Steps to Improve Outlook

So, Office folks, if you're looking for a few killer suggestions for "Outlook Next," here goes. First, multithread the I/O. If I make the mistake of clicking on Account One and realize that I really meant Account Two and therefore decide to click on Account Two before Outlook's finished with Account One, don't ignore me. Terminate the lookup of the first account and go to the other. Second, give me more feedback about what Outlook is doing while I wait.

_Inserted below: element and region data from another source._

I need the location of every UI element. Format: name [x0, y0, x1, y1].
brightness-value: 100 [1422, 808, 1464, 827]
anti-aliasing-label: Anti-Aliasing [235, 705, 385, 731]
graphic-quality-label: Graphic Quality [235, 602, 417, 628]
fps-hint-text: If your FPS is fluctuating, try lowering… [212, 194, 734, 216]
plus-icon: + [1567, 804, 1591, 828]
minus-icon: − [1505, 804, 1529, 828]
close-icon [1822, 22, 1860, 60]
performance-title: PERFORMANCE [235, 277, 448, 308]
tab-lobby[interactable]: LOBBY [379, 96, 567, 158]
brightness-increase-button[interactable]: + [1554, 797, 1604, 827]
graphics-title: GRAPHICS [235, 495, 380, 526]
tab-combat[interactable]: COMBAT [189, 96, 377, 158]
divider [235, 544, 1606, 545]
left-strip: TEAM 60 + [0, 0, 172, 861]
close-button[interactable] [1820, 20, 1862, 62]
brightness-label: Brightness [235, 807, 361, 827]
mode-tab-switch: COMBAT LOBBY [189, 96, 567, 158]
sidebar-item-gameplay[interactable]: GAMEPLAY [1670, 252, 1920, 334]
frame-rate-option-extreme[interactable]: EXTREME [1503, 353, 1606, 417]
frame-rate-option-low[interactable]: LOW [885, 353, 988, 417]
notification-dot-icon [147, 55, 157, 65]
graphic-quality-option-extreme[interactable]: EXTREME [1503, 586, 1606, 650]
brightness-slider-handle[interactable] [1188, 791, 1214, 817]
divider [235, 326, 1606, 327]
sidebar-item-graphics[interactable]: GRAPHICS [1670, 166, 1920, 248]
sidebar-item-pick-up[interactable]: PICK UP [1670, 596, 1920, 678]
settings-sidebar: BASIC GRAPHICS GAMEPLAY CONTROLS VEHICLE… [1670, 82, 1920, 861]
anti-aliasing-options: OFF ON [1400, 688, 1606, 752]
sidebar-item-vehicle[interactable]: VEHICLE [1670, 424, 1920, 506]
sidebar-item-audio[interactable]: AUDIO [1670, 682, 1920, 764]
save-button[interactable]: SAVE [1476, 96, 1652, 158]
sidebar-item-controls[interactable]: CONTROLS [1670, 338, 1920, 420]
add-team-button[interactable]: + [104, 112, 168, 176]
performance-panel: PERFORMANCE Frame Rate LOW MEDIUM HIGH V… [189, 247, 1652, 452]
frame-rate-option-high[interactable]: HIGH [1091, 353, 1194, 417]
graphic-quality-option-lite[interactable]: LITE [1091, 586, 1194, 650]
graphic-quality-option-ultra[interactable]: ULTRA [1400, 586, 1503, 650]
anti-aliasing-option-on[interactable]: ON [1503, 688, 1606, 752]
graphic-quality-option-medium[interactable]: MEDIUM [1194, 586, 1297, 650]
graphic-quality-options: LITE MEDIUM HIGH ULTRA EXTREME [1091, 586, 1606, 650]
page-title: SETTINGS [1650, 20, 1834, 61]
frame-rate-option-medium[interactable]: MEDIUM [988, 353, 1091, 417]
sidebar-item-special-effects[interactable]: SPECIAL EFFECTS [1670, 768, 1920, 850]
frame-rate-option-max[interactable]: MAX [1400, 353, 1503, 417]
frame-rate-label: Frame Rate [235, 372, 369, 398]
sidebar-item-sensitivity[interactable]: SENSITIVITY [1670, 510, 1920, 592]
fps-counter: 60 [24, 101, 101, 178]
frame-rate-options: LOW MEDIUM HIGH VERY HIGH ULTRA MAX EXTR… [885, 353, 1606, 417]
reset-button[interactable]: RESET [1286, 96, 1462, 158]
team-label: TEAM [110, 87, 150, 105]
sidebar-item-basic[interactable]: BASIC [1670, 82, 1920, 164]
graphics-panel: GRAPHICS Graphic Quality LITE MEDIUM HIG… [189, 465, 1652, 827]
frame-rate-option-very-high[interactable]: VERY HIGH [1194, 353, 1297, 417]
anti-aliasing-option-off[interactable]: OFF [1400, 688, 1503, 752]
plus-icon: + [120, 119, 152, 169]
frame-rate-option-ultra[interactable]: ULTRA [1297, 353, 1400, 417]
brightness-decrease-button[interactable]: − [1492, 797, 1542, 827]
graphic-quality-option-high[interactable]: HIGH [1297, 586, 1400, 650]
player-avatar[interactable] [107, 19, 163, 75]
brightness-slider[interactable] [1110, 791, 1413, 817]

If I never have to wait, I don't care what Outlook is doing, but if, on the other hand, it frequently goes into some sort of infinite-lookup-loop, at least give me the feedback that I need to figure out what might be wrong or some indication of how things are going. (The little gas gauge on the "verbose" version of Send/Receive is not sufficient.) Third, make Outlook more stateful. If I've just opened it and it's told me "Send/Receive Complete," then don't make me wait for two more send/receives before I get my first peek at my email. Fourth, could we please restore some of the features of Outlook 2000? In particular, I really liked those flags that I could set on messages, but ever since Outlook 2003 that hasn't worked unless I have an Exchange server. Similarly, I made big use of Outlook 2000's ability to let me share a calendar with another Outlook user without needing Exchange, but that's gone too.

Outlook is it when it comes to PC-based personal desktop organizers, the far-and-away number one in its category. That's a powerful position to be, Office folks, and you know what Spider-Man says about what comes with great power. So please, could you give a little time to making Outlook Next a bit more useful and less aggravating? I know that millions of folks would be grateful. (Or at least, I would.) Thanks.